Oh Franky boy, don't even go there, Rees will look after the ALP donors, that's all you need to worry about.
In public transport the Carr government built major bus transitways and started the rail clearway program.

So? A pathetic and desultory effort. At a time of plenty we had a right to expect more and better.
Iemma ... devised the visionary metro line to Rouse Hill. This was to properly connect Sydney's east and west.

The metro line was always the wrong solution of the northwest, and the clowns who spiked the Parramatta to Epping line can claim credit for nothing.
Carr and Egan have been criticised for paying off all the state's debt - $12 billion of it - and not spending more on public transport infrastructure instead. One can agree with that criticism with the benefit of hindsight.

Fine, but the whole idea of you being there was to change that decision at the time, not to mince around it in hindsight.
The trouble with the stampede to rebrand the Government is that it risks ditching good policies for the sake of short-term political expediency.

If NSW Labor loses the next election its only legacy will be the good policies it fostered. Political gymnastics and spin is never enduring. If that happens Labor's Sussex Street head office will have a lot to answer for.

It has ditched non-policies and flung itself into a void, and as to NSW Labor having anything to answer for - you helped create non-answerable Labor, Frank, Labor that spruiked but did not listen. Thirteen years of achievements press releases have wafted down Macquarie Street and are choking turtles as we speak, Frank. This isn't atonement, it's nothing at all.

A bit like this, really. Rees has been planning to ditch the northwest metro for ages but has not had the guts to announce it. People stopped listening to him once he commissioned the Supercars thing at Homebush.

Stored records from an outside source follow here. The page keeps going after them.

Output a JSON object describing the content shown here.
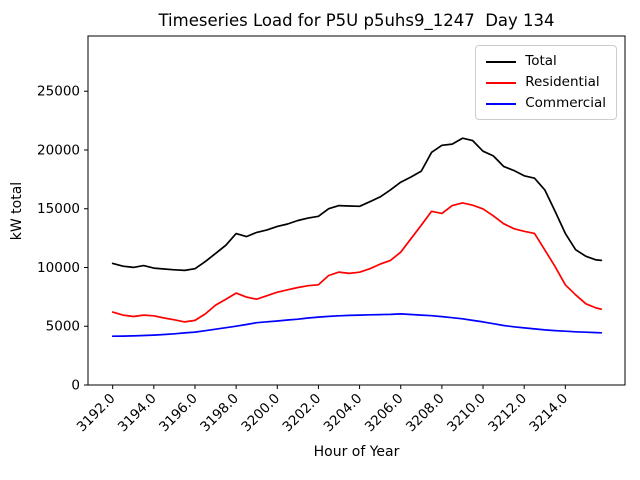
{
  "chart_data": {
    "type": "line",
    "title": "Timeseries Load for P5U p5uhs9_1247  Day 134",
    "xlabel": "Hour of Year",
    "ylabel": "kW total",
    "grid": false,
    "xlim": [
      3190.8,
      3216.9
    ],
    "ylim": [
      0,
      29700
    ],
    "x_ticks": [
      3192,
      3194,
      3196,
      3198,
      3200,
      3202,
      3204,
      3206,
      3208,
      3210,
      3212,
      3214
    ],
    "x_tick_labels": [
      "3192.0",
      "3194.0",
      "3196.0",
      "3198.0",
      "3200.0",
      "3202.0",
      "3204.0",
      "3206.0",
      "3208.0",
      "3210.0",
      "3212.0",
      "3214.0"
    ],
    "y_ticks": [
      0,
      5000,
      10000,
      15000,
      20000,
      25000
    ],
    "y_tick_labels": [
      "0",
      "5000",
      "10000",
      "15000",
      "20000",
      "25000"
    ],
    "x": [
      3192.0,
      3192.5,
      3193.0,
      3193.5,
      3194.0,
      3194.5,
      3195.0,
      3195.5,
      3196.0,
      3196.5,
      3197.0,
      3197.5,
      3198.0,
      3198.5,
      3199.0,
      3199.5,
      3200.0,
      3200.5,
      3201.0,
      3201.5,
      3202.0,
      3202.5,
      3203.0,
      3203.5,
      3204.0,
      3204.5,
      3205.0,
      3205.5,
      3206.0,
      3206.5,
      3207.0,
      3207.5,
      3208.0,
      3208.5,
      3209.0,
      3209.5,
      3210.0,
      3210.5,
      3211.0,
      3211.5,
      3212.0,
      3212.5,
      3213.0,
      3213.5,
      3214.0,
      3214.5,
      3215.0,
      3215.5,
      3215.75
    ],
    "series": [
      {
        "name": "Total",
        "color": "#000000",
        "values": [
          10350,
          10110,
          10010,
          10160,
          9950,
          9870,
          9800,
          9750,
          9900,
          10500,
          11200,
          11900,
          12880,
          12630,
          12990,
          13200,
          13500,
          13700,
          14000,
          14200,
          14360,
          15000,
          15270,
          15230,
          15210,
          15600,
          16010,
          16600,
          17260,
          17700,
          18200,
          19800,
          20400,
          20500,
          21000,
          20800,
          19900,
          19500,
          18600,
          18250,
          17800,
          17600,
          16600,
          14800,
          12900,
          11510,
          10950,
          10650,
          10600
        ]
      },
      {
        "name": "Residential",
        "color": "#ff0000",
        "values": [
          6200,
          5950,
          5830,
          5950,
          5890,
          5700,
          5550,
          5370,
          5500,
          6050,
          6800,
          7300,
          7820,
          7480,
          7300,
          7600,
          7900,
          8100,
          8300,
          8450,
          8530,
          9320,
          9610,
          9500,
          9600,
          9900,
          10290,
          10600,
          11300,
          12450,
          13600,
          14780,
          14600,
          15270,
          15500,
          15300,
          14990,
          14400,
          13730,
          13300,
          13080,
          12900,
          11500,
          10090,
          8530,
          7680,
          6910,
          6550,
          6450
        ]
      },
      {
        "name": "Commercial",
        "color": "#0000ff",
        "values": [
          4150,
          4160,
          4180,
          4210,
          4250,
          4300,
          4360,
          4430,
          4500,
          4620,
          4750,
          4880,
          5000,
          5150,
          5300,
          5380,
          5450,
          5530,
          5600,
          5700,
          5780,
          5840,
          5890,
          5920,
          5950,
          5970,
          5990,
          6010,
          6050,
          6000,
          5950,
          5900,
          5820,
          5730,
          5630,
          5500,
          5370,
          5220,
          5060,
          4950,
          4860,
          4770,
          4690,
          4630,
          4580,
          4530,
          4490,
          4460,
          4440
        ]
      }
    ],
    "legend": {
      "position": "upper right",
      "border_color": "#cccccc",
      "items": [
        {
          "label": "Total",
          "color": "#000000"
        },
        {
          "label": "Residential",
          "color": "#ff0000"
        },
        {
          "label": "Commercial",
          "color": "#0000ff"
        }
      ]
    }
  }
}
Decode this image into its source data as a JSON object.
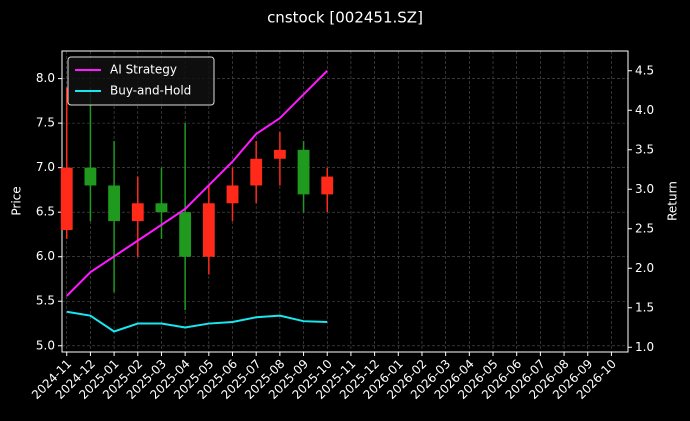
{
  "chart_data": {
    "type": "candlestick",
    "title": "cnstock [002451.SZ]",
    "ylabel": "Price",
    "y2label": "Return",
    "categories": [
      "2024-11",
      "2024-12",
      "2025-01",
      "2025-02",
      "2025-03",
      "2025-04",
      "2025-05",
      "2025-06",
      "2025-07",
      "2025-08",
      "2025-09",
      "2025-10",
      "2025-11",
      "2025-12",
      "2026-01",
      "2026-02",
      "2026-03",
      "2026-04",
      "2026-05",
      "2026-06",
      "2026-07",
      "2026-08",
      "2026-09",
      "2026-10"
    ],
    "open": [
      6.3,
      7.0,
      6.8,
      6.4,
      6.6,
      6.5,
      6.0,
      6.6,
      6.8,
      7.1,
      7.2,
      6.7,
      null,
      null,
      null,
      null,
      null,
      null,
      null,
      null,
      null,
      null,
      null,
      null
    ],
    "high": [
      7.9,
      7.9,
      7.3,
      6.9,
      7.0,
      7.5,
      6.8,
      7.0,
      7.3,
      7.4,
      7.3,
      7.0,
      null,
      null,
      null,
      null,
      null,
      null,
      null,
      null,
      null,
      null,
      null,
      null
    ],
    "low": [
      6.2,
      6.4,
      5.6,
      6.0,
      6.2,
      5.4,
      5.8,
      6.4,
      6.6,
      6.8,
      6.5,
      6.5,
      null,
      null,
      null,
      null,
      null,
      null,
      null,
      null,
      null,
      null,
      null,
      null
    ],
    "close": [
      7.0,
      6.8,
      6.4,
      6.6,
      6.5,
      6.0,
      6.6,
      6.8,
      7.1,
      7.2,
      6.7,
      6.9,
      null,
      null,
      null,
      null,
      null,
      null,
      null,
      null,
      null,
      null,
      null,
      null
    ],
    "up_color": "#ff2a1a",
    "down_color": "#1f9a1f",
    "series": [
      {
        "name": "AI Strategy",
        "color": "#ff1aff",
        "axis": "y2",
        "values": [
          1.65,
          1.95,
          2.15,
          2.35,
          2.55,
          2.75,
          3.05,
          3.35,
          3.7,
          3.9,
          4.2,
          4.5,
          null,
          null,
          null,
          null,
          null,
          null,
          null,
          null,
          null,
          null,
          null,
          null
        ]
      },
      {
        "name": "Buy-and-Hold",
        "color": "#1ae6f0",
        "axis": "y2",
        "values": [
          1.45,
          1.4,
          1.2,
          1.3,
          1.3,
          1.25,
          1.3,
          1.32,
          1.38,
          1.4,
          1.33,
          1.32,
          null,
          null,
          null,
          null,
          null,
          null,
          null,
          null,
          null,
          null,
          null,
          null
        ]
      }
    ],
    "ylim": [
      4.93,
      8.31
    ],
    "yticks": [
      {
        "value": 5,
        "label": "5.0"
      },
      {
        "value": 5.5,
        "label": "5.5"
      },
      {
        "value": 6,
        "label": "6.0"
      },
      {
        "value": 6.5,
        "label": "6.5"
      },
      {
        "value": 7,
        "label": "7.0"
      },
      {
        "value": 7.5,
        "label": "7.5"
      },
      {
        "value": 8,
        "label": "8.0"
      }
    ],
    "y2lim": [
      0.94,
      4.75
    ],
    "y2ticks": [
      {
        "value": 1,
        "label": "1.0"
      },
      {
        "value": 1.5,
        "label": "1.5"
      },
      {
        "value": 2,
        "label": "2.0"
      },
      {
        "value": 2.5,
        "label": "2.5"
      },
      {
        "value": 3,
        "label": "3.0"
      },
      {
        "value": 3.5,
        "label": "3.5"
      },
      {
        "value": 4,
        "label": "4.0"
      },
      {
        "value": 4.5,
        "label": "4.5"
      }
    ],
    "grid": true,
    "legend": "upper left"
  }
}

He really thinks that the future of hundreds of thousands of people matters less than the Leg Man from Bankstown.
"Labor's planning policies are putting a city the size of Canberra into Sydney's north-west and now Mr Rees has condemned those people to continued use of buses and cars."

Too right Barry, this is the single biggest failure of thirteen years of planning Sydney. Now, you have to come up with some ideas given that Rees is so discredited.

2 comments:

  1. I don't agree with most of this.

    The three (related) really big failures of the NSW ALP have come from their obsession with silly short-term media games at the expense of long-term re-election strategies (a characteristic they share with the Rudd goverment), the intimacy with property developers (again spurred by the short term at the expense of the long term) and extreme debt avoidance at exactly the time when Sydney needed massive public infrastructure projects that could and should have been funded by debt.

    They are rightly paying the penalty for these. But Sartor is right - on health, education and conservation their record is better than most.

    ReplyDelete
  2. Your second paragraph is spot on but the third isn't. I don't know what criteria you can acclaim their performance in health, their performance in education has been poor and in conservation they have done the same short-term thing you mention in your preceding paragraph.